Experimental characterisation and numerical simulation of ballistic penetration of columnar ceramic/fiber laminate composite armor

Abstract

To improve the design of lightweight, high-performance bulletproof armors, three columnar ceramic/fiber laminate composite armors were designed and prepared, and their ballistic behavior against 7.62 mm armor-piercing bullets was investigated. Through the microcomputed tomography (micro-CT) analysis of target samples, B4C ceramics were found to exhibit better comprehensive bulletproof properties than SiC ceramics, with a 142 % improvement in the protection margin. The design realized by combining ultra-high-molecular-weight polyethylene (UHMWPE) with aramid III could help decrease the backface signature (BFS) by 53 %. A numerical simulation model was established by combining the smoothed particle hydrodynamics (SPH) and finite element (FE) method, called the SPH–FE method, considering the strain rate effect.
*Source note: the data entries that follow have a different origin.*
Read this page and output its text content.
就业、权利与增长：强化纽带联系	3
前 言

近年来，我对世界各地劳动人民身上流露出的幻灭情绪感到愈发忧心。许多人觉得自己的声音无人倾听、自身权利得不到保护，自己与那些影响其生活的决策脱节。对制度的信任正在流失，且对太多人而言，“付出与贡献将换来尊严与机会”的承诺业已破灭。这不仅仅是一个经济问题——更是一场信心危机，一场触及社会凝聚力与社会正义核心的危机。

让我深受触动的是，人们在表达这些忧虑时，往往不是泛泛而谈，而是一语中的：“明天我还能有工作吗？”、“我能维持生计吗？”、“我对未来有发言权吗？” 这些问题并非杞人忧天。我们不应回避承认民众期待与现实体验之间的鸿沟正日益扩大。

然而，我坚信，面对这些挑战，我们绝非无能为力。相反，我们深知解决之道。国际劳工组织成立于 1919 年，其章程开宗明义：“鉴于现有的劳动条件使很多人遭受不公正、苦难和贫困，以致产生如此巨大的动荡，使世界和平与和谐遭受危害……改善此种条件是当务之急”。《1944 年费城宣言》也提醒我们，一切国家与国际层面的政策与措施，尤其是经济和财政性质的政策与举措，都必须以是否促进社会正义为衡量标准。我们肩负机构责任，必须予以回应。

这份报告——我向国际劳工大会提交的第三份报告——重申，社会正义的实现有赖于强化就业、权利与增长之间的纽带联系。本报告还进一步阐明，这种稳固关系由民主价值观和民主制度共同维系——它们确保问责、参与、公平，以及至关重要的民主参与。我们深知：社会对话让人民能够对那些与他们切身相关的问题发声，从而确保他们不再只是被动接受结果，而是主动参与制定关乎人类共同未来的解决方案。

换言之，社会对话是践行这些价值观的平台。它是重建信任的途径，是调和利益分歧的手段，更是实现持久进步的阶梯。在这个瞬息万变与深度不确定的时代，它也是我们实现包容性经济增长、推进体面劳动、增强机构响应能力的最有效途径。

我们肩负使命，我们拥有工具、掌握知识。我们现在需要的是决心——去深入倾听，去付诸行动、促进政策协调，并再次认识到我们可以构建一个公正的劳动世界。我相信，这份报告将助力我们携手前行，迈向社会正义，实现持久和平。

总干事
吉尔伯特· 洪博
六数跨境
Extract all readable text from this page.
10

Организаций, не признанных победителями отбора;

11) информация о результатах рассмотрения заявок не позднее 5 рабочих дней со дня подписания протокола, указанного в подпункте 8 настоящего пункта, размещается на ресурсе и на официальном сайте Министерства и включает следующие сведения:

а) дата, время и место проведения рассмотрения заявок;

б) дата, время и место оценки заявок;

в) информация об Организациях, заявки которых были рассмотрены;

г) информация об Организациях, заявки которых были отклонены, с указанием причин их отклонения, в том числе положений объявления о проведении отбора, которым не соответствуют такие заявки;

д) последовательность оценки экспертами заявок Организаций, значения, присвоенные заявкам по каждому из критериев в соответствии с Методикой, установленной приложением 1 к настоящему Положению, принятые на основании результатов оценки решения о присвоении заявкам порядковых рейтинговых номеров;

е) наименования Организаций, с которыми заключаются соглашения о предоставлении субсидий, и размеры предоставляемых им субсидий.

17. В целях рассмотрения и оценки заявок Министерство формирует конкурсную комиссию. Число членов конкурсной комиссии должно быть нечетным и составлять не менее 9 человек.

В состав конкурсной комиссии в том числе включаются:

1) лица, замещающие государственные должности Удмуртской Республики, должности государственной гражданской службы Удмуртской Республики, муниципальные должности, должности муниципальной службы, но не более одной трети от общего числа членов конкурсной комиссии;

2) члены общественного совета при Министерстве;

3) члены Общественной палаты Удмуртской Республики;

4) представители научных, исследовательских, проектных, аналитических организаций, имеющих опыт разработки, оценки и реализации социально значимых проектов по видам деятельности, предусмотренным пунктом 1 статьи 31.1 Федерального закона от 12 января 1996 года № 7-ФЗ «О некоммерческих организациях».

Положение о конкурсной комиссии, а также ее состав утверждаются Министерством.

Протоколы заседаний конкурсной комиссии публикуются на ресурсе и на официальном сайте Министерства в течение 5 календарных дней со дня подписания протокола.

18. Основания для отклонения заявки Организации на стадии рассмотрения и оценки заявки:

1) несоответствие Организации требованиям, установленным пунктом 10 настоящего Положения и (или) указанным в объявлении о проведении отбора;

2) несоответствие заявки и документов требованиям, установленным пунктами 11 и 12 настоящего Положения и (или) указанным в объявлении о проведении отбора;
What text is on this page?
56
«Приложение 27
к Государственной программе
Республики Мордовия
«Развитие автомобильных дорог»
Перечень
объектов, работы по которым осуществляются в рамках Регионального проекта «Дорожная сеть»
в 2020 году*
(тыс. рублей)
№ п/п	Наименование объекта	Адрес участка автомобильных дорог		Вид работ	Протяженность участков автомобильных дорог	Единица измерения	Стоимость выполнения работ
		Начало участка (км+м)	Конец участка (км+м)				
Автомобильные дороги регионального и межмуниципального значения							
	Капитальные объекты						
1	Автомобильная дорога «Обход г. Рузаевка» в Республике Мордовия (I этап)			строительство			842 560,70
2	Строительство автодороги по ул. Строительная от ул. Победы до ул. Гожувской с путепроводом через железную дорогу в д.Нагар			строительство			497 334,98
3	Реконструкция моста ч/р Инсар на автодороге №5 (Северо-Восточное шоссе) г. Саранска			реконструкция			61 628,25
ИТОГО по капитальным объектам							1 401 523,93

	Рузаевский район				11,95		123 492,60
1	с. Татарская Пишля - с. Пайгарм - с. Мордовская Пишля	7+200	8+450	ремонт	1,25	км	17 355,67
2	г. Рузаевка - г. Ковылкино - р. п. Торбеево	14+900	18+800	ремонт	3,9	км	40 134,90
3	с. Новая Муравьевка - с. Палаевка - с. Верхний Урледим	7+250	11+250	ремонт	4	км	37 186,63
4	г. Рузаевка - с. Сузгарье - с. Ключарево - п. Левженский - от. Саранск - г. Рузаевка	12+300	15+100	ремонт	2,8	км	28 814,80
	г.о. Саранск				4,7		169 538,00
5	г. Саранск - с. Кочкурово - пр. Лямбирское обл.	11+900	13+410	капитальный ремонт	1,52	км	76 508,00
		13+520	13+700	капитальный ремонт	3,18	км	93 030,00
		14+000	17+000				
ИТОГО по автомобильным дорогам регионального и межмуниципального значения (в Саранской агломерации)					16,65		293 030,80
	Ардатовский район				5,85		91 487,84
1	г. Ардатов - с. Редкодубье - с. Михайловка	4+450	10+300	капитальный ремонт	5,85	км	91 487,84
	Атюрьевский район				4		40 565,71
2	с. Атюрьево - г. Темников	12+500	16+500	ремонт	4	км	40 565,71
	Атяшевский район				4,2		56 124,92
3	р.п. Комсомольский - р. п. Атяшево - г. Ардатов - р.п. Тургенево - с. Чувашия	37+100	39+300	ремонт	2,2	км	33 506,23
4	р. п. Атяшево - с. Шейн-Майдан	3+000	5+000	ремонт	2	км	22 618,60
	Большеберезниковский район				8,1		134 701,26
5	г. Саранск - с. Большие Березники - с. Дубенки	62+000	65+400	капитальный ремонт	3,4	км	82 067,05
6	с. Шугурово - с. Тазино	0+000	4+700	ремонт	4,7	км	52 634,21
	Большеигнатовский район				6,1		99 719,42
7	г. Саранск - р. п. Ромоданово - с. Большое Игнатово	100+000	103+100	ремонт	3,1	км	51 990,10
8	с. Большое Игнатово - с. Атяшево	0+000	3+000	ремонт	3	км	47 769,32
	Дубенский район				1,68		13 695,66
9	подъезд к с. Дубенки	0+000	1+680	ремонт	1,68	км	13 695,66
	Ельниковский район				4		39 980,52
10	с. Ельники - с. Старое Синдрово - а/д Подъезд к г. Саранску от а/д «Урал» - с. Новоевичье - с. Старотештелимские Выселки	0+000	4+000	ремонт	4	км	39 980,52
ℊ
The SPH–FE model could accurately describe the damage morphology and contribution of the ceramics in terms of the energy dissipation. The damage radius of the ceramic layer was effectively constrained by the design of the columnar ceramic. The maximum error of the SPH–FE model was 6.41 %. The damage mechanism of each layer of the composite armor in the penetration process was explored in detail. A transition from shear damage to tensile damage occurred with layering as the transition marker.